1 entry daha
  • ------bu entry uzun zamana yayılarak defalarca edit'lenmiş ve eklemeler yapılarak yazılmıştır ve bu nedenle çok uzundur------

    çok önemli bir üst edit daha: aşağıdaki açıklamalarına rağmen ona iftira attığım gerekçesiyle entry'min silinmesi için geçen ay moderasyona şikayet etmiş. hem de kendisine tarihlerini önceden ilan edeceğimiz özel mesajları yayınlama izni bile verebileceğimi yazdığım halde. "kendimi aklayacağım belgelerim hazır." dediğim halde. bu şu anlama geliyor; kendimi savunmak için yazdıklarım hiçbir işe yaramamış. moderasyona "iftira" diye bir şikayet gittiyse, başkalarına da asılsız sözler gitmeye devam edebilir diye düşündüm. düşünün ki; hakkınızda, hiç tanımadığınız birilerine bile tamamen gerçek dışı şeyler söyleniyor, savunma yapıyorsunuz ve savunmanıza bile "iftira" diyorlar. benim amacım onu suçlamak değil, kendimi savunmak. benim yazdıklarımın asılsız olduğu ve deli olduğum söylenen kişiler benimle irtibata geçebilirler. çok daha fazla şeyler söylenmiş ama entry'min silinmesine sebep olacak bir şey yazmak istemiyorum. işin en dayanılmaz tarafı, benim yaptığımı söylediği şeyleri kendisinin yapmış olması ya da benim bir şey yaptığımı söyleyip mazeret beyan etmesi. açık yazamıyorum. bu çok uzun zamandır devam eden bir şeymiş. benim çok sonra haberim oldu. üstelik bunlar, burada yazamayacağım çok ucuz sebepler için yapıldı. ailesine de, arkadaşlarına da, sözlükteki kadınlara da hakkımda öyle şeyler söylenmiş ki, belki ömrüm boyunca töhmet altında kalacağım. bu olanlar yüzünden resmen hayatım gölgelendi. kanıtlarım var ama bunu kaç kişiye ve daha kimlere söylediğini bilemiyorum. hayatımda en ufak bir leke olmadan yaşayıp giden biriydim. genjuure, sana sesleniyorum. bana de ki; "asılsız şeyler yazıyorsun. belgelerin varsa, istediğin belgeyi yayınla." bunun için iznin gerekiyor. bekliyorum genjuure. cevap hakkım olmayan yerlerde bir şeyler söyleyeceğine gel, bunu söyle. hakkımda konuştuğun kişilere de "ona mesaj atın, yazdıklarını ispatlasın. " demeni bekliyorum. bunu hiç yapmamışsın. neden? deli demek daha kolay, değil mi? deliden korkanlar olur, irtibata geçmezler. hem beni senin peşini bırakmayan biri gibi gösterirsen, prim yapmış olursun. markan yükselir, değil mi? benimle irtibata geçerlerse, senin benim için söylediğin şeyleri, aslında senin yaptığını da anlarlar, öyle değil mi? tekrarlıyorum; bana de ki; "istediğin belgeyi yayınla."

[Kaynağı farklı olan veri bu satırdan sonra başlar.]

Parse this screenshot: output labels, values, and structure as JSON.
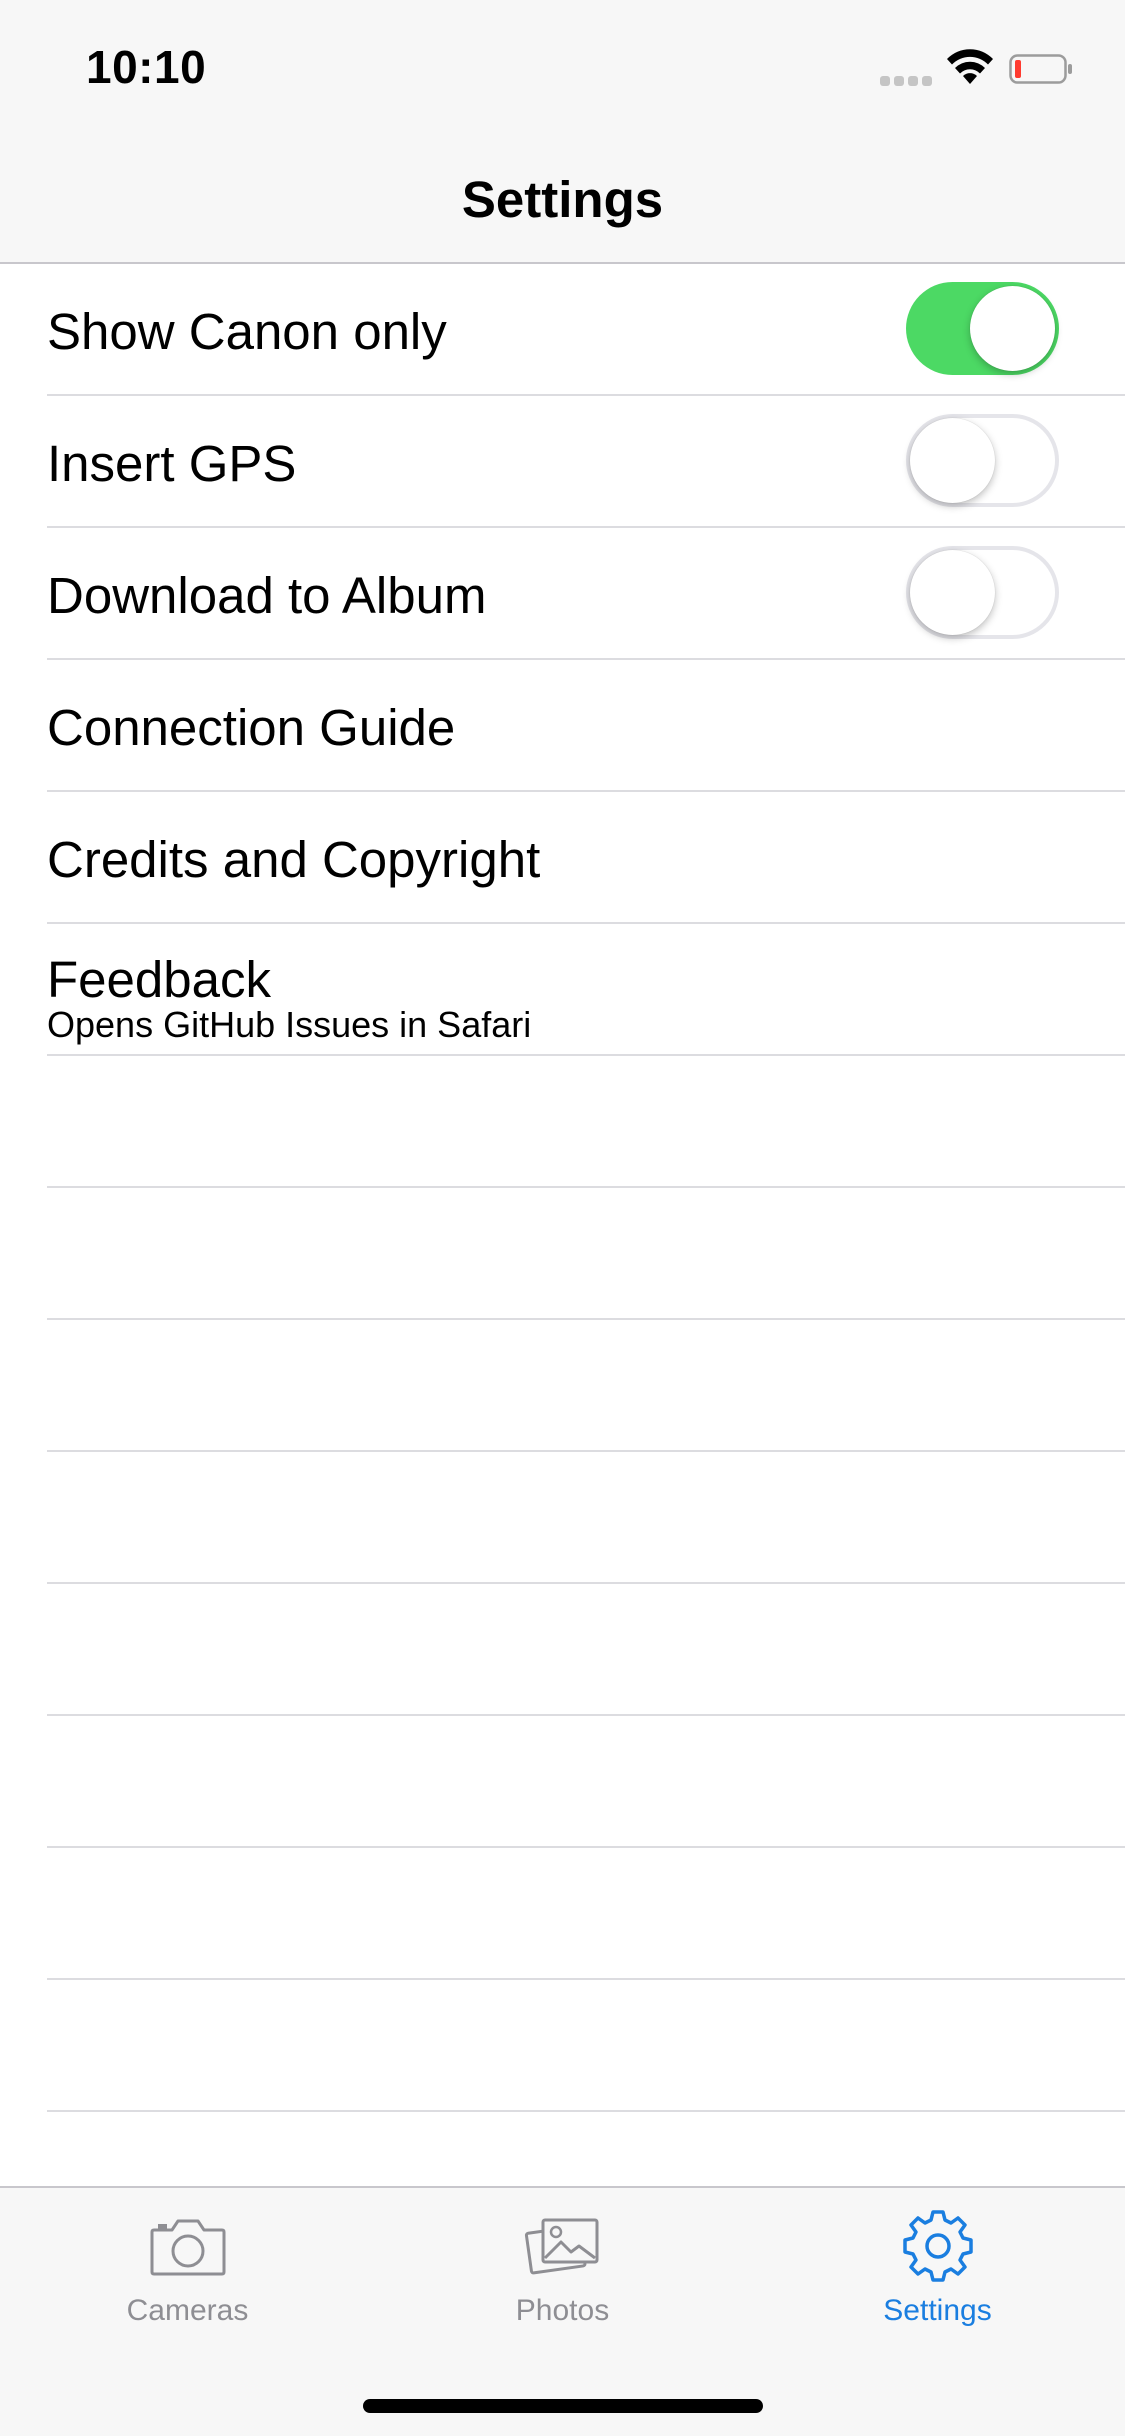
{
  "status_bar": {
    "time": "10:10"
  },
  "nav": {
    "title": "Settings"
  },
  "settings": {
    "rows": [
      {
        "label": "Show Canon only",
        "toggle": true
      },
      {
        "label": "Insert GPS",
        "toggle": false
      },
      {
        "label": "Download to Album",
        "toggle": false
      },
      {
        "label": "Connection Guide"
      },
      {
        "label": "Credits and Copyright"
      },
      {
        "label": "Feedback",
        "subtitle": "Opens GitHub Issues in Safari"
      }
    ]
  },
  "tab_bar": {
    "tabs": [
      {
        "label": "Cameras",
        "icon": "camera-icon",
        "active": false
      },
      {
        "label": "Photos",
        "icon": "photos-icon",
        "active": false
      },
      {
        "label": "Settings",
        "icon": "gear-icon",
        "active": true
      }
    ]
  },
  "colors": {
    "toggle_on": "#4cd964",
    "tab_active": "#1a7ee0",
    "tab_inactive": "#8e8e93",
    "battery_low": "#ff3b30"
  }
}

    yeni üst edit: sözlükteki kadınlara hakkımda "deli" demiş yazar. nick altı yazdığım için peşini bırakmadığımı falan söylemiş. bunlar kanıtlı olmasa, bunu da yazmazdım. bir de kendisinin aldatma olayından söz etmiş. yazdıklarımı buna bağlamış. bir insan düşünün ki; başkasını karalarken, kendini yüceltsin. "benim peşimi bırakmıyor. bırakmadı. bana çok aşık oldu." desin. bunu sadece sözlükteki kadınlara söylemedi. hayatımda hiç görmediğim insanlara da söylemiş. durum tam tersiyken söylemiş. onlar için de bana bir şeyler söylemişti. diyeceksiniz ki "neden senin için böyle söyledi?" bunun sebebini yazdığım entry'yi şikayet etti ve gg gerekçesiyle silindi. çöpte duruyor. bakın, olayı aldatmaya indirgemesi çok acınası bir durum. allah hiç kimseyi "aldattım da ondan böyle yazıyor." diye kendisini savunacak kadar çaresiz bırakmasın. genjuure, dinle beni. olay aldatma değil. aldatma diye adlandırılamayacak kadar adaletsiz, akla ve vicdana sığmayan başka bir şey. ayrıca benim için herkese "eski sevgilim" derken, mantıklı konuşman gerekir. 300 km. uzaklıkta yaşayan ama senede 2 saat sırf denk geldiği için görüşmüş kişilere sevgili denilemeyeceğini normal zekada her insanın bilmesi lazım. bu benim şimdiki görüşüm değildir, bunu sana çok kez izah etmiştim. benim kitabımda ilişkiler, aşklar böyle yaşanmaz. takipçilerim bile artık silmiş olduğum pek çok entry'imden bilir bu fikirlerimi. senin kitabın çok fantastikmiş. "eski sevgili" gibi masum bir etiket yapıştırman ancak seni başkalarına karşı yüceltir. ben böyle bir etiketten hicap duyarım. durumun sevgililik olmadığını çok iyi biliyorsun. sana beni asla böyle anmamanı özellikle söylemiştim. gerçekleri söylemeni istemiştim. tamamen gerçek dışı iddiaların olduğunu biliyorsun. bu iddialarının, hakaretlerinin gerçek dışı olduğunu gösterebileceğim klasörler dolusu kanıtlarım olduğunu biliyorsun. benimle bağlantısı olmayan olayların var. mesele aslında bu. olayları tamamen benimle bağlantılı gibi anlatman affedilemez. asıl mesele benim dışımda olan şeylerdir. şeyler, evet. çok şeyler. sen herkese en fazla 3 sebep uyduruyor olabilirsin. gerçek sebepleri söyleyebilmen mümkün değil. sebeplerin ne olduğunu da bilirsin.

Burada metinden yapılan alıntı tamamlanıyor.